Nishimori closed his eyes. Saliva dribbled down his chin. “No.”
Sano deduced that the killer must have committed the murder and placed the bundori last night, after the Yoshiwara gates had closed. But what had the victim been doing on the road? Had the killer somehow lured him to his death? And from where had the killer come? Along the causeway from Edo, from a nearby village, or from Yoshiwara itself? Where had he prepared the bundori?
“I go looking for fun,” Nishimori complained, “and look what happens. I’m broke. Sick. A witness in a murder case.” With the decanter, he gestured toward Yoshiwara. “And they call that place lucky,” he said bitterly.
Sano pondered the allusion. Yoshiwara had originally been dubbed “reedy plain” for the land it occupied, but someone had changed the characters of the name to read “lucky plain,” because men went there hoping for luck. Now Sano wondered whether mere bad luck had situated the victim in the wrong place at the wrong time as the killer roamed in search of prey. Or had he been the target of a planned ambush?
Dismissing Nishimori, Sano rejoined the security force and continued toward Yoshiwara. Beyond the tea stands, before the road sloped down toward the pleasure quarter, stood the famous “Primping Willow,” where visitors stopped to groom themselves after their journey. Today the men gathered under the tree weren’t dusting off their garments or smoothing their hair. Avidly they peered into the field below the embankment.
“Here, sōsakan-sama,” the lead officer said. He skidded down the steep slope into the field.
Sano secured his horse to the willow and followed. Tall grass whipped his legs. At the foot of the embankment he saw two more Yoshiwara officers standing guard over a blanket-covered form. Ravens, crows, and gulls, drawn to the fresh kill, swooped and screeched overhead, periodically alighting nearby. In the field, rough dirt clods crumbled under his feet. He stopped a few paces from the body.
Blood darkened the surrounding earth. Sano could smell the cloying odors of death masking those of fertile earth and night soil. His stomach spasmed when the men, grim faces averted, gingerly peeled back the blanket.

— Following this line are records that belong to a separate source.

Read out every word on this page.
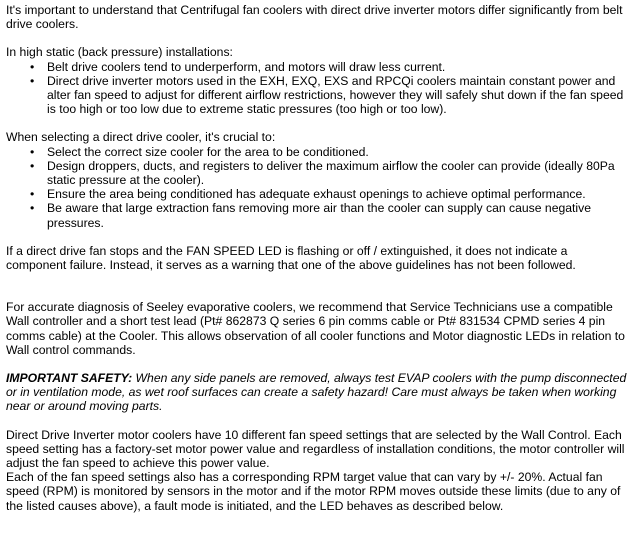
It's important to understand that Centrifugal fan coolers with direct drive inverter motors differ significantly from belt drive coolers.

In high static (back pressure) installations:

• Belt drive coolers tend to underperform, and motors will draw less current.
• Direct drive inverter motors used in the EXH, EXQ, EXS and RPCQi coolers maintain constant power and alter fan speed to adjust for different airflow restrictions, however they will safely shut down if the fan speed is too high or too low due to extreme static pressures (too high or too low).

When selecting a direct drive cooler, it's crucial to:

• Select the correct size cooler for the area to be conditioned.
• Design droppers, ducts, and registers to deliver the maximum airflow the cooler can provide (ideally 80Pa static pressure at the cooler).
• Ensure the area being conditioned has adequate exhaust openings to achieve optimal performance.
• Be aware that large extraction fans removing more air than the cooler can supply can cause negative pressures.

If a direct drive fan stops and the FAN SPEED LED is flashing or off / extinguished, it does not indicate a component failure. Instead, it serves as a warning that one of the above guidelines has not been followed.

For accurate diagnosis of Seeley evaporative coolers, we recommend that Service Technicians use a compatible Wall controller and a short test lead (Pt# 862873 Q series 6 pin comms cable or Pt# 831534 CPMD series 4 pin comms cable) at the Cooler. This allows observation of all cooler functions and Motor diagnostic LEDs in relation to Wall control commands.

IMPORTANT SAFETY: When any side panels are removed, always test EVAP coolers with the pump disconnected or in ventilation mode, as wet roof surfaces can create a safety hazard! Care must always be taken when working near or around moving parts.

Direct Drive Inverter motor coolers have 10 different fan speed settings that are selected by the Wall Control. Each speed setting has a factory-set motor power value and regardless of installation conditions, the motor controller will adjust the fan speed to achieve this power value.

Each of the fan speed settings also has a corresponding RPM target value that can vary by +/- 20%. Actual fan speed (RPM) is monitored by sensors in the motor and if the motor RPM moves outside these limits (due to any of the listed causes above), a fault mode is initiated, and the LED behaves as described below.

The paunchy, headless man lay on his back, knees bent, arms splayed. Drying blood reddened his kimono, leggings, split-toed socks, and straw sandals. Already insects swarmed over the corpse; flies seethed thickly upon the severed neck. The unclean feeling of defilement stole over Sano. As he bent to examine the cut, he found relief in envisioning Dr. Ito’s face, and in imagining his friend at his side.
“A clean and expert single slash,” he said, “just like the last.”